Victor Omni
Victor Ultra Omni (they/them) is a PhD candidate in Women’s, Gender, and Sexuality Studies at Emory University. Their dissertation, The Love Ball: A History of New York City’s House-Structured Ballroom Culture, 1972–1992, offers a historical account of ballroom’s origins through oral histories, participatory action research, and memory work. Their work intervenes in dominant histories of ballroom culture by foregrounding Black forms of intertwined kinship as history-making: a relational praxis that shapes collective survival, rearranges Black femininities, and preserved intergenerational memory amid the grief of the HIV/AIDS epidemic.
Victor’s body of scholarship grounds approaches to theories of Black gender and sexuality.

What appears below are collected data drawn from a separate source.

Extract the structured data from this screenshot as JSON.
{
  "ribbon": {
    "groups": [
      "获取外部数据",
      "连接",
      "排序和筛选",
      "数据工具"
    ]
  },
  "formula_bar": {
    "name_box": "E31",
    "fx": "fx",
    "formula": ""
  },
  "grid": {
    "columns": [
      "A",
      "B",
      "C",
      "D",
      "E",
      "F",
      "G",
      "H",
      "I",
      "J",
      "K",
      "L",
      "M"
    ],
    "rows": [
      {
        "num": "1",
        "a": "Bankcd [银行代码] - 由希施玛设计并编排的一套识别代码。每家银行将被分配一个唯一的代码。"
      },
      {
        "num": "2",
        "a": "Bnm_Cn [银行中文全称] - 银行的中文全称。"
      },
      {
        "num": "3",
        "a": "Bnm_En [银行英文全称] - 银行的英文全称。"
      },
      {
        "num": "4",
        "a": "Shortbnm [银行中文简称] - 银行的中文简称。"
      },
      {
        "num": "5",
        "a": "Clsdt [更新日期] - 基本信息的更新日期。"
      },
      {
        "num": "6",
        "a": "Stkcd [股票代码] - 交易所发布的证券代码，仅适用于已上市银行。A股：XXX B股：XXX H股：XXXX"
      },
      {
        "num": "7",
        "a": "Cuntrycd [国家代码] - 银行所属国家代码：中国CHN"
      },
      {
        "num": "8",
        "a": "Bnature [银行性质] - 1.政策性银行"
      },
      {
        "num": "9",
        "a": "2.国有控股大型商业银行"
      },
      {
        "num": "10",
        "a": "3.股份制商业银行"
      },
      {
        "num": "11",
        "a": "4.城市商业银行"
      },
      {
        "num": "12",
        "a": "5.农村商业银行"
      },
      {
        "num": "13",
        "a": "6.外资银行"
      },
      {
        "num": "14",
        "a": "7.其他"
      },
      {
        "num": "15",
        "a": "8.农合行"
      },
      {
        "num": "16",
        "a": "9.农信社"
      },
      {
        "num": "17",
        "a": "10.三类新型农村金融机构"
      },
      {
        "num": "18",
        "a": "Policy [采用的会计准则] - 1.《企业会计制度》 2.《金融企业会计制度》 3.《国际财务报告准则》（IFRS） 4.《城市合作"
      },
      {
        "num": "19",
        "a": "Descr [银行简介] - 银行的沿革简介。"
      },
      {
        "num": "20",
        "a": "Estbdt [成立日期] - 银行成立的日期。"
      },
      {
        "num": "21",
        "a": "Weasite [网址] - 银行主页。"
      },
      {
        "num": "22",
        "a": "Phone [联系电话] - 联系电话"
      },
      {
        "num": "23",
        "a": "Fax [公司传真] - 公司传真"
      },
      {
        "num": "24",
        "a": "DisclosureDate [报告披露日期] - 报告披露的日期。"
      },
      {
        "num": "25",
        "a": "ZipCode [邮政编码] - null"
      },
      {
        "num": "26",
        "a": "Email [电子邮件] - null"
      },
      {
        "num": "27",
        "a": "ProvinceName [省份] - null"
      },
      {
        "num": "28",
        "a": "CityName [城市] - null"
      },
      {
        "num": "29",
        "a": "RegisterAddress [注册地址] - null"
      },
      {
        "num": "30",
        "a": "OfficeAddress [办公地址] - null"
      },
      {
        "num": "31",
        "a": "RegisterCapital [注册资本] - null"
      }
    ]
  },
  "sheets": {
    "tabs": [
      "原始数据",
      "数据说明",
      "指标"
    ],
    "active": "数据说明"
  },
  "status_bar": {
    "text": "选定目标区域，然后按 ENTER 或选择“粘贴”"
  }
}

Their writing appears or is forthcoming in Transgender Studies Quarterly, The Black Scholar, African American Intellectual Historical Society, and Australian Feminist Studies. Previous and current academic appointments include the inaugural Trans Studies at the Commons Fellow at the University of Kansas, Scholar in Residence at NYU’s Hemispheric Institute and the Ethics and Outreach Coordinator at the University of Victoria’s Transgender Archives. They also co-direct the 2025–2026 Publicly Active Graduate Education (PAGE) Fellowship with Imagining America. Victor’s work is supported by the Mellon Foundation, Society for History of Visual Anthropology, the Ten:Tacles Initiative for Transgender History.
Since 2017, Victor has been a proud member of the Worldwide Pioneering House of Ultra Omni. Currently, they are the co-editing Trans Studies Quarterly issue 13.3 with Dr. Eva Pensis and ballroom-archivist-filmmaker Noelle Deleon and a scholarly advisor to the City Museum of New York City's exhibition ¡Urban Stomp!